Los Angeles Kings




  • Location: Los Angeles, California
  • Opened 1999
  • Capacity 18,340
  • Games attended: 2
  • Last visited: 2024


Downtown Los Angeles used to be a barren wasteland.  Largely deserted after 5pm, the only people hanging out downtown were the homeless who may have ambled over from Skid Row.  But things started to change a little in the late 90’s as unused office space was converted to residential apartments.  The REAL change, however, started with the opening of The STAPLES Center. 

Built right beside the then under-utilized Los Angeles Convention Center, the arena brought event traffic in from two NBA teams, concerts and the NHL’s Los Angeles Kings.  This helped trigger a downtown renaissance that included the building of cultural institutions, hipster eateries, upscale hotels and more condos.  In the years just before COVID, Downtown was one of the “It” neighborhoods in the city.  Alas, the city’s homeless problem has encroached parts of downtown, and the slow return to office life has caused the area to lose a little luster. Nevertheless, there’s a still a buzz throughout DTLA day and night.

The Anchor in the LA Live Complex

If you plan just to drive in and drive out, you’ll find the area immediately around the arena, LA Live, is like a village onto itself. There are 20+ places to grab a bite and/or drink, plus The Grammy Museum, 4 hotels, a movie cineplex, a bowling alley, shops, a theatre, and an open plaza to stage events.  Visitors can just head toward the spotlights shining from the arena on game days and enjoy a nice self-contained experience.

Compared to many of the other LA sports venues, access to the venue was easy.  I stayed in DTLA and walked, but Metro is a viable option (I’ve taken it on previous trips to come down to LA Live).  Of course, most fans still drive, and once you finally get through the LA traffic to get to the city center, parking is plentiful with over 10,000 spots within a 10-minute walk. 

A Building That Feels “Important”

Big city rinks always feel a little more important.
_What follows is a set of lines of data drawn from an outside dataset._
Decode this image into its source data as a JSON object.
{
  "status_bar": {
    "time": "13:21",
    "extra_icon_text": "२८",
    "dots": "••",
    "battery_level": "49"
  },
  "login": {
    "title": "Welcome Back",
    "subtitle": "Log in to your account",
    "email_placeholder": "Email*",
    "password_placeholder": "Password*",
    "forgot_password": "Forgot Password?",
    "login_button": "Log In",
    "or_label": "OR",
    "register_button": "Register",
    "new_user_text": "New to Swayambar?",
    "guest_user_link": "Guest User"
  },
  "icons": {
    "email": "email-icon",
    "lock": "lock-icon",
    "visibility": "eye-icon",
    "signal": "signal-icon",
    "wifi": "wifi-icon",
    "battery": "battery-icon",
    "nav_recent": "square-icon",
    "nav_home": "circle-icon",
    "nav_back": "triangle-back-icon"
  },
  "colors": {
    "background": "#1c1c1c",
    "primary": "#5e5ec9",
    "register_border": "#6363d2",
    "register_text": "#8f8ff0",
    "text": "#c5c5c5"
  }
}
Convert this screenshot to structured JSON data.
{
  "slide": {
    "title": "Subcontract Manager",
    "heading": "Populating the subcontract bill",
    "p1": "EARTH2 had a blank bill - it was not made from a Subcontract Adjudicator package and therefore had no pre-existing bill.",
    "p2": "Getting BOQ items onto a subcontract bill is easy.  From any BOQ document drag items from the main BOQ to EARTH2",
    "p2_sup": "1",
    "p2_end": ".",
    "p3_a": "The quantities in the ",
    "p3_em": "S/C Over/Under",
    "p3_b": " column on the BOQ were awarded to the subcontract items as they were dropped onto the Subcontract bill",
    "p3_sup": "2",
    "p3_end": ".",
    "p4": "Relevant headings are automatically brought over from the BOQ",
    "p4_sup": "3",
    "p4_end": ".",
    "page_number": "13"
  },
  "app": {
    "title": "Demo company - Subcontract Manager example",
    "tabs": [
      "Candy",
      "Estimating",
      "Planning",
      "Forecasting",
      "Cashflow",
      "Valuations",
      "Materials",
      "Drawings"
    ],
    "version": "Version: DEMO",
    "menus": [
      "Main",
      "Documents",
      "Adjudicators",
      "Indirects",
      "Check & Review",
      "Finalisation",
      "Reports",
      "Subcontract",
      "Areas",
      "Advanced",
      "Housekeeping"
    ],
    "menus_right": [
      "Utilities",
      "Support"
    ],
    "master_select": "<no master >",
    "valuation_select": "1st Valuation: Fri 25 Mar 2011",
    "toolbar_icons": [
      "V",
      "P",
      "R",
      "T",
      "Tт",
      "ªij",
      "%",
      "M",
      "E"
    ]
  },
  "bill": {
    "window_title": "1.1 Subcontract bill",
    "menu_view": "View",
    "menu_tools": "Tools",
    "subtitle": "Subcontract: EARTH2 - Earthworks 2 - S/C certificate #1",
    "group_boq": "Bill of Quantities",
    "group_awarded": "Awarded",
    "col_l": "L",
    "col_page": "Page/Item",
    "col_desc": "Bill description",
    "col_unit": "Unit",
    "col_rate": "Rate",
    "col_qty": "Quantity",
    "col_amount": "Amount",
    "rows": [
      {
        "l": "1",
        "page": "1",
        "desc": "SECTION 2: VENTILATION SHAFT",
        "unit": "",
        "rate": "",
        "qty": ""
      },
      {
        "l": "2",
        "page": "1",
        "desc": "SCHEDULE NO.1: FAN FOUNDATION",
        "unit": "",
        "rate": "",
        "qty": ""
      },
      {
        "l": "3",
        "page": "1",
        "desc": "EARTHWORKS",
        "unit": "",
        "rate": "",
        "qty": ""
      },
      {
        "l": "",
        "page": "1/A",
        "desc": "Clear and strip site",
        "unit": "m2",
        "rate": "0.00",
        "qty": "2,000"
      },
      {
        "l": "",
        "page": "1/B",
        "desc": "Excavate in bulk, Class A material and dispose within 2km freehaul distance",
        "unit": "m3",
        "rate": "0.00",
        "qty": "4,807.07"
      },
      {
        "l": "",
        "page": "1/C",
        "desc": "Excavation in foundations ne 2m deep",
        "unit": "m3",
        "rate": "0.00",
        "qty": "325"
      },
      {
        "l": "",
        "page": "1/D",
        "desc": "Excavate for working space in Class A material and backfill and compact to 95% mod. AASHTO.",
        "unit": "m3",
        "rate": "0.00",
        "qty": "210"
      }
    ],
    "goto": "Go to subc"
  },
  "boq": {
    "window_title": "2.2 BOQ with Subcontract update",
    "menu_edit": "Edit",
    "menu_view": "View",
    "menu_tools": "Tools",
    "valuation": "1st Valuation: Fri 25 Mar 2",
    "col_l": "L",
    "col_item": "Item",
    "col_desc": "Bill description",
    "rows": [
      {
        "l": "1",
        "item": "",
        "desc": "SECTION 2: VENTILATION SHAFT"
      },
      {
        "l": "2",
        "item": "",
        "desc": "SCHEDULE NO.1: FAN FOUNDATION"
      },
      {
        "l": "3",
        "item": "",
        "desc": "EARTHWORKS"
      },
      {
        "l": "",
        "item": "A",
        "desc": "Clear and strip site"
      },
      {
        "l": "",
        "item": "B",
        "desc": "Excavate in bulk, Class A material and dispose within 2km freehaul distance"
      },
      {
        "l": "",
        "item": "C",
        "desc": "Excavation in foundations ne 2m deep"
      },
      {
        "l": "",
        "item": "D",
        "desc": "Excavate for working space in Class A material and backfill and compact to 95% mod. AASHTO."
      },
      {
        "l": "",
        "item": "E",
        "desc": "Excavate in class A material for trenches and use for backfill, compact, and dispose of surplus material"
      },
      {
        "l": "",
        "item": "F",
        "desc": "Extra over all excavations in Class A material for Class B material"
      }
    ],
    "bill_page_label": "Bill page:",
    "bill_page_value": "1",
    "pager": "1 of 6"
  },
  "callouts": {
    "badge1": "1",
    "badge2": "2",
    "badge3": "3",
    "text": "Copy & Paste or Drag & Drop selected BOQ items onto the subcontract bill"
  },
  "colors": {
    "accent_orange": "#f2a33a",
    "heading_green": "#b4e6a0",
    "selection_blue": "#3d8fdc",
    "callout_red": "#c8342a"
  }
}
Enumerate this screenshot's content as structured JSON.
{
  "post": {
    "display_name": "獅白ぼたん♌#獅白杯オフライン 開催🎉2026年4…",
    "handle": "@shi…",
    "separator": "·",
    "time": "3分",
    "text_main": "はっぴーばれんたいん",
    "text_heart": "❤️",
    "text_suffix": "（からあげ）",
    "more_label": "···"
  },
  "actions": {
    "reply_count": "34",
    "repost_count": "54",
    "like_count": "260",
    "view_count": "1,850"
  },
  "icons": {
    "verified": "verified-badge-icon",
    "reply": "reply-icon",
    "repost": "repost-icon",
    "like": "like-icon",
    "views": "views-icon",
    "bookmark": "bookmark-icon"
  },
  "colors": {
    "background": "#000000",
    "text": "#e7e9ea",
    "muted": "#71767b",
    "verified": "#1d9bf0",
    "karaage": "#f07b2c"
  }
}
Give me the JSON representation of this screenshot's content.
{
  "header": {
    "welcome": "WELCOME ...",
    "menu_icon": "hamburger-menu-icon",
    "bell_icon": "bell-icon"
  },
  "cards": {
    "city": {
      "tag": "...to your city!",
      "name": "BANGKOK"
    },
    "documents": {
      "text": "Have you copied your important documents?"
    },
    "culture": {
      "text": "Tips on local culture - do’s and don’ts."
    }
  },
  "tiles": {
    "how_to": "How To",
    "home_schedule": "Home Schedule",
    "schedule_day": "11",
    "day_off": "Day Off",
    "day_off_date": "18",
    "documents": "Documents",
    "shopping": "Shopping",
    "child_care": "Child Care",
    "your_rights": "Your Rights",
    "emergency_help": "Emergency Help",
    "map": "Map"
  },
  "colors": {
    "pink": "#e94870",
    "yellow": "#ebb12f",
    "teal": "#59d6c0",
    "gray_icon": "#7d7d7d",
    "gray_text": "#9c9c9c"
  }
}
And you can tell by the game day presentation that this place is run by pros.

It is still among the nicer buildings in the league even though it opened its doors in the last millennium.  Outside, you’re greeted by statues of Wayne Gretzky, Luc Robitaille and retired Kings’ announcer Bob Miller (amidst a few Lakers). As you make your way in, you’re treated to wide hallways housing plenty of concession kiosks including the best Mexican stand in the NHL and one of the very best hot dogs around (The House Dog from Dirt Dog).  There are outdoor balconies on the upper level for those who want to feel the warm California air between periods.  And while some seats in the upper deck felt a little cramped and had weirdly-positioned cupholders, my lower bowl seats (once in the 100-level, once in the “Premier” level) were comfortable. 

Unlike Dodger fans, Kings fans are chill.  The fan atmosphere tends to be fairly relaxed, but the in-game guys crank the volume on the music and do a great job injecting life into the place. Befitting of its location in the heart of the entertainment capital of the world, the arena makes super cool use of stage lighting throughout the game day presentation.

Simply put, even with its new name, Crypto.com Arena is one of North America’s flagship indoor arenas. Despite its age, everything still feels shiny and glamorous and very Hollywood.